Mlle Catherine Bernard
Poétesse et fabuliste XVIIº – Le Mérite et la Fortune
Le Mérite, cadet de fort bonne maison,
Et l’infante Fortune, opulente héritière,
Par les liens d’hymen furent unis, dit-on,
Au bon vieux temps : c’était-là la manière.
Entr’eux point de débat, point de dissension ;
Il n’était bruit partout que de leur union.
Jamais on ne voyait Fortune sans Mérite ;
Mérite sans Fortune était cas surprenant :
C’était même chose illicite.
La mode, hélas ! n’en est plus maintenant.
Tant pis, car après tout, l’hymen était sortable,
L’époux était bien fait, insinuant, aimable ;
L’épouse avait de grands attraits,
Et du comptant : que faut-il davantage ?
Comptant lui seul, tient lieu des plus beaux traits
Au demeurant l’humeur un peu volage,
C’était le seul défaut dont on pût la taxer ;
Mais Mérite, fin personnage,
Mieux que tout autre avait su la fixer.
Pour un cadet, une telle alliance
Devait sans doute avoir de grands appas,
Si de tout bien la jouissance
A la longue n’ennuyait pas.
Chez ce couple charmant accoutrent à toute heure
Gens de toute condition :
L’Intérêt joint à l’Inclination,
Les attirait à leur demeure,
D’où l’on ne sortait point sans admiration.
Mérite, beau diseur, enchantait tout le monde ;
C’était lui qu’on louait, Fortune n’était rien.
Cependant c’était de son bien
Qu’il faisait largesse à la ronde ;
Largesse à qui, tout bien compté,
Il devait le bonheur de se voir tant vanté.
Devenu fier de cette préférence,
Il croit Fortune indigne de son cœur.
Pour elle plus d’égard, de soin, de déférence :
C’était mépris, c’était hauteur,
Même ne regardait souvent la pauvre infante,
Que comme il aurait fait sa très-humble servante.
Qu’on juge si ce trait dut bien fort la piquer.
Elle était femme, elle était méprisée,
Pour moins l’on pourrait se choquer.
Elle en fut si scandalisée,
Que sur le champ, sans dire adieu,
Elle délogea du dit lieu.
Vous jugez bien qu’elle trouva retraite :
Gens d’affaires tous des premiers
La recueillirent volontiers.
J’oubliais qu’en partant elle fit maison nette,
Laissant au Mérite pour bien,
Ou peu de chose, ou même rien.
Ce coup ne le toucha que de la bonne sorte ;
Qu’y perdait-il ? un assez faible appui ?
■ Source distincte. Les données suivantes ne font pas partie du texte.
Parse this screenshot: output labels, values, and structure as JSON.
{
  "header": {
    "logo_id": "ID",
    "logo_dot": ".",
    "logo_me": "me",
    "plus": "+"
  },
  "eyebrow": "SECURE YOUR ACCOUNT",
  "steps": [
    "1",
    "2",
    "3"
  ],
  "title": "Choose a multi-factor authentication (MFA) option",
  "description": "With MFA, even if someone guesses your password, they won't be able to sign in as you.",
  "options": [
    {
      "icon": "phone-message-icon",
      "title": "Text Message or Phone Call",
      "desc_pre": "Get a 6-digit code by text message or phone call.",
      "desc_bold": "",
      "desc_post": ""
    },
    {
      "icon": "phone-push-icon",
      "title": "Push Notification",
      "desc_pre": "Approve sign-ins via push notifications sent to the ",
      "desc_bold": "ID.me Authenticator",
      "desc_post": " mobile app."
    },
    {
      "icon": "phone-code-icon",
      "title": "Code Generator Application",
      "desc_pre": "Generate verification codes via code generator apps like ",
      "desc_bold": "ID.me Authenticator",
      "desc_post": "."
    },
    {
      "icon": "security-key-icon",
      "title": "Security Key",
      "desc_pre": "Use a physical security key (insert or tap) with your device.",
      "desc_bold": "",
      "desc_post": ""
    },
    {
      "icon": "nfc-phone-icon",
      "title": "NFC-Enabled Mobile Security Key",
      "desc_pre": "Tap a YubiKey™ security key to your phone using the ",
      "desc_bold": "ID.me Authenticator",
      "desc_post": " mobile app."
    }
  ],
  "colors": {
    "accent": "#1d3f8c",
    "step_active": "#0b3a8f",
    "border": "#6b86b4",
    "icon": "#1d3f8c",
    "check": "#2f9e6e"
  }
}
Sans elle il comptait bien de retenir chez lui
Des courtisans la flatteuse cohorte.
Il se trompa : hors quelques vrais amis
Tout, jusqu’aux gens de bien déserta du logis ;
Du côte de Fortune, & des sots & des sages,
On vit tourner tous les hommages.
Ce n’est pas tout, il se voit à son tour
Réduit à lui faire sa cour.
Cette vengeance a pour elle des charmes.
On fait assez que pareil incident
Mérite, de dépit, en verse maintes larmes,
Mais ses soupirs sont superflus :
A la porte on le laisse à loisir se morfondre :
Pour achever même de le confondre,
Il voit le Crime admis, & lui seul reste exclus.